I’m very excited about the potential outcomes of the PRINTEGER project. Since misconduct refers to people’s behaviours and actions and the principles by which they live their lives, if we want to decrease or prevent research misconduct we need to understand the drivers of those behaviours. Providing good research practice frameworks and processes for handling misconduct when it arises are, of course, very important, but that is only part of the puzzle. Rules guiding research integrity need be supported by an understanding of what drives personal integrity and accountability. The challenge is how to make research integrity part of the research culture. I think that the outputs from the PRINTEGER project will be crucial in helping us to understand how we can change both individual and institutional behaviours.

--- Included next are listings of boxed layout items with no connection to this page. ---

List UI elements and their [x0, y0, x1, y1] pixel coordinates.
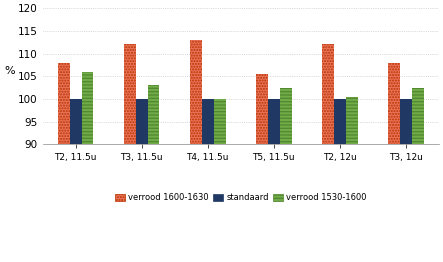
- Bar: [148, 85, 159, 144]
- Bar: [70, 99, 82, 144]
- Bar: [58, 63, 70, 144]
- Bar: [334, 99, 346, 144]
- Bar: [322, 45, 334, 144]
- Bar: [256, 74, 268, 144]
- Y-axis label: %: %: [4, 66, 15, 76]
- Bar: [268, 99, 280, 144]
- Bar: [388, 63, 400, 144]
- Legend: verrood 1600-1630, standaard, verrood 1530-1600: verrood 1600-1630, standaard, verrood 15…: [111, 190, 370, 205]
- Bar: [400, 99, 412, 144]
- Bar: [346, 97, 358, 144]
- Bar: [124, 45, 136, 144]
- Bar: [214, 99, 225, 144]
- Bar: [202, 99, 214, 144]
- Bar: [190, 40, 202, 144]
- Bar: [280, 88, 291, 144]
- Bar: [136, 99, 148, 144]
- Bar: [82, 72, 93, 144]
- Bar: [412, 88, 424, 144]
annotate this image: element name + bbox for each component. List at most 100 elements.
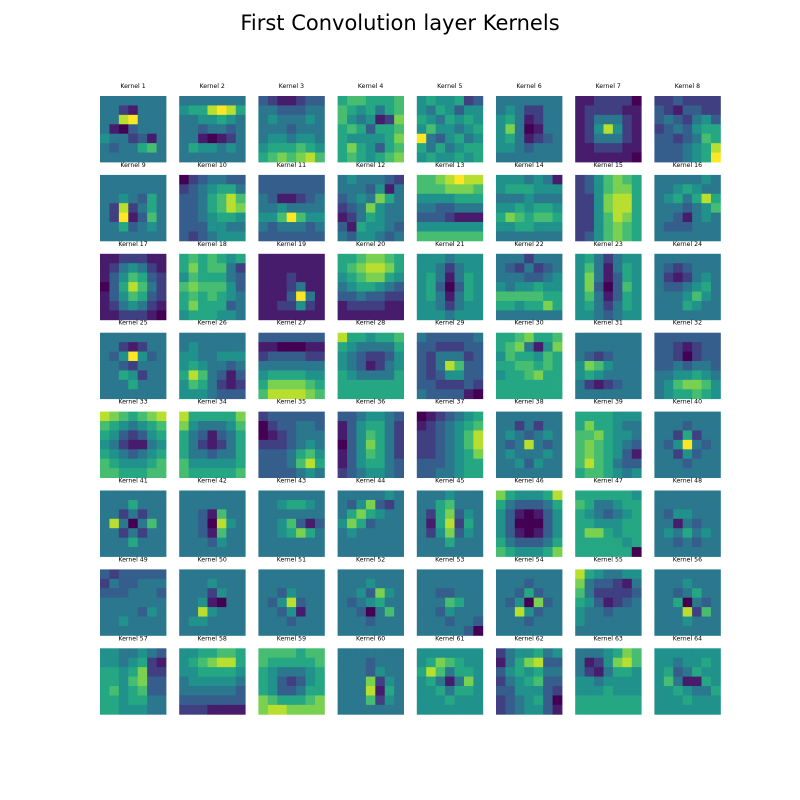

If you could change one thing in the European research ecosystem, what would that be?
It is unlikely that changing just one part of the ecosystem will solve the manifold problems researchers face. However, if I had to pick one, I believe that of the biggest improvement we can make is to develop really high quality training on good research practices across Europe. If you want to win people’s minds and hearts, you have to start with promotion and awareness-raising. I want to see training move from its current position in many institutions of a module of a few hours over a four year PhD course, to something much more substantial that is embedded with methodological considerations, ethics and so on and this has to happen at all career stages. It is not simply enough to confine training to postgraduate students—it has to become part of the fabric of professional development. But to really succeed this will require empirical evidence of the best approaches to take, and this is where projects like PRINTEGER will be so important.

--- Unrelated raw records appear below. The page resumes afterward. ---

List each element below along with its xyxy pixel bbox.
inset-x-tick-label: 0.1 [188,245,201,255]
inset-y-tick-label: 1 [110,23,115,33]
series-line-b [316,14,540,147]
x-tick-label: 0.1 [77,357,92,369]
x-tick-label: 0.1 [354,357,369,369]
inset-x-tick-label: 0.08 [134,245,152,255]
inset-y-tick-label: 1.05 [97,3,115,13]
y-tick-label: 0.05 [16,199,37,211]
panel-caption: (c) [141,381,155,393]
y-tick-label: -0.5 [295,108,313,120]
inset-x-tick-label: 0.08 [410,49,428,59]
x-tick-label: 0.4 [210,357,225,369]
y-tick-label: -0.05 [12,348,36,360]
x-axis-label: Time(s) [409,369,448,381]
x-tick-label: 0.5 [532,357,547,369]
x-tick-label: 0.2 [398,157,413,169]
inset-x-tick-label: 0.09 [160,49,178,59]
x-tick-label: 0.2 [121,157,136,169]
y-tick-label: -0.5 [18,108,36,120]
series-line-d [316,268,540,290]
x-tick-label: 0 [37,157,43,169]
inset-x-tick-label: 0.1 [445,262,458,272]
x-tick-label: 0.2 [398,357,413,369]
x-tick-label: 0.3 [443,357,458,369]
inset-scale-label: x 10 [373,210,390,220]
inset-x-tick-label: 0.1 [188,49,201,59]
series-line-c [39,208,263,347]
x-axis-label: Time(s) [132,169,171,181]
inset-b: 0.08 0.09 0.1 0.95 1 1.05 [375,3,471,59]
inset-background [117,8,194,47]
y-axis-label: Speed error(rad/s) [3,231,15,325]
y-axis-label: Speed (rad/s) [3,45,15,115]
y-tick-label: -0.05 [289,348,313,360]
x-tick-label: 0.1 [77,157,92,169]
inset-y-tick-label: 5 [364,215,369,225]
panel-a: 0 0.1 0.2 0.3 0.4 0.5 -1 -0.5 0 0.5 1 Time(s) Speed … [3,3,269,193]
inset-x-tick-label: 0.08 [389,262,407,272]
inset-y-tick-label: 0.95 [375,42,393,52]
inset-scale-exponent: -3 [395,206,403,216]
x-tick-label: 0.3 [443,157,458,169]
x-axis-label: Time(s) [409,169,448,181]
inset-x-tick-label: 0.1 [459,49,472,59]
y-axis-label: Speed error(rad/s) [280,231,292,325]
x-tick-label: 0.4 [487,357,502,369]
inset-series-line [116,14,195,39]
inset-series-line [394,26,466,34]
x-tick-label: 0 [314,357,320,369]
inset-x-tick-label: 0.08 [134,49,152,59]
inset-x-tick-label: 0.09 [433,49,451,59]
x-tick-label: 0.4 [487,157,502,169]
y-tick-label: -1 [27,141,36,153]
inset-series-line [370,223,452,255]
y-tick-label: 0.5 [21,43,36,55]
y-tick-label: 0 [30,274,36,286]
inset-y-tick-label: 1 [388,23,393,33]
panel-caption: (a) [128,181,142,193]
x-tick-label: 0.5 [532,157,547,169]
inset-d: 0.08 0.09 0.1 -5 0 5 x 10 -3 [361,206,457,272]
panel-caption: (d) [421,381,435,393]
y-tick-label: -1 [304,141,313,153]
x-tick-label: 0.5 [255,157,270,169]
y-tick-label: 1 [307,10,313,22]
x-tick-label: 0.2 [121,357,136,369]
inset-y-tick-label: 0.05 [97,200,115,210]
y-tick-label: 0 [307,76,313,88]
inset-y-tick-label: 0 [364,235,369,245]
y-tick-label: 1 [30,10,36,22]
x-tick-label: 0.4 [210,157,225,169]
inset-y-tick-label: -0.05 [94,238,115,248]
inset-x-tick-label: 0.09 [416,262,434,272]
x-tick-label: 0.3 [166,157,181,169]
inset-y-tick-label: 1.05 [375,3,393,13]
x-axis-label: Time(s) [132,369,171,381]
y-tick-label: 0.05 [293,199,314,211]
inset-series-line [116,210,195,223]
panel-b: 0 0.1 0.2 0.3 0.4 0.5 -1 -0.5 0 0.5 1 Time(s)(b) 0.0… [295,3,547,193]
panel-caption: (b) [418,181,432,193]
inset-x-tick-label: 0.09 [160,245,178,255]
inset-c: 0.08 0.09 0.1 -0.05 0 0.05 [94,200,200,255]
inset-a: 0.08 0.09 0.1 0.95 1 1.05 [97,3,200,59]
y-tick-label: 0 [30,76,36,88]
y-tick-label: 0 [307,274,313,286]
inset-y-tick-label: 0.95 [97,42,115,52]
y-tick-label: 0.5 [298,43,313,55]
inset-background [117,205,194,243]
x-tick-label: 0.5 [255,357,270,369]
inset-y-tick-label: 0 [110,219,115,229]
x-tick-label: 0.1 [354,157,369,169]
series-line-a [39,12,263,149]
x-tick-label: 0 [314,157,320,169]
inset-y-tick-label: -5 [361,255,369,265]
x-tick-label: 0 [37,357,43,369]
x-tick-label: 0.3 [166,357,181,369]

Final question: for our readers, do you have a suggestion for a good book/article?
I’ve been thinking a lot recently about what drives people to commit misconduct or to accept poor practices in their work and how we might address these behaviors through environmental interventions. Some of the thinking emerging from behavioral economics and business ethics is really illuminating in this regard. Three books that I’ve found really interesting are:

  • “Blind Spots: Why we fail to do what’s right and what to do about it” by Max H Baxerman and Ann E Tenbrunsel (Princeton University Press, 2011), which argues that ethical failures will continue to emerge unless we take into account the psychology of individuals faced with ethical dilemmas. This is particularly relevant to how we design and structure training courses on ethics and research integrity so that they give people the tools to examine their own behaviours and perceptions and make better choices.
  • “Cultivating Conscience: How good laws make good practice” by Lynn Stout (Princeton University Press, 2011) which provides evidence that current law and public policy is often founded on the belief that people are basically selfish and will only respond to punishment and reward. Lynn argues that this is not necessarily the best basis for policy making, and that we can tap into the unselfish elements of people’s nature to restructure environments that encourage good behaviours.
  • “Intuition” by Allegra Goodman (Atlantic Books 2009) is a fictionalized account of what might drive a researcher to manipulate data, and the fall-out for their colleagues and themselves.


Thank you for taking part in our interview, Maura!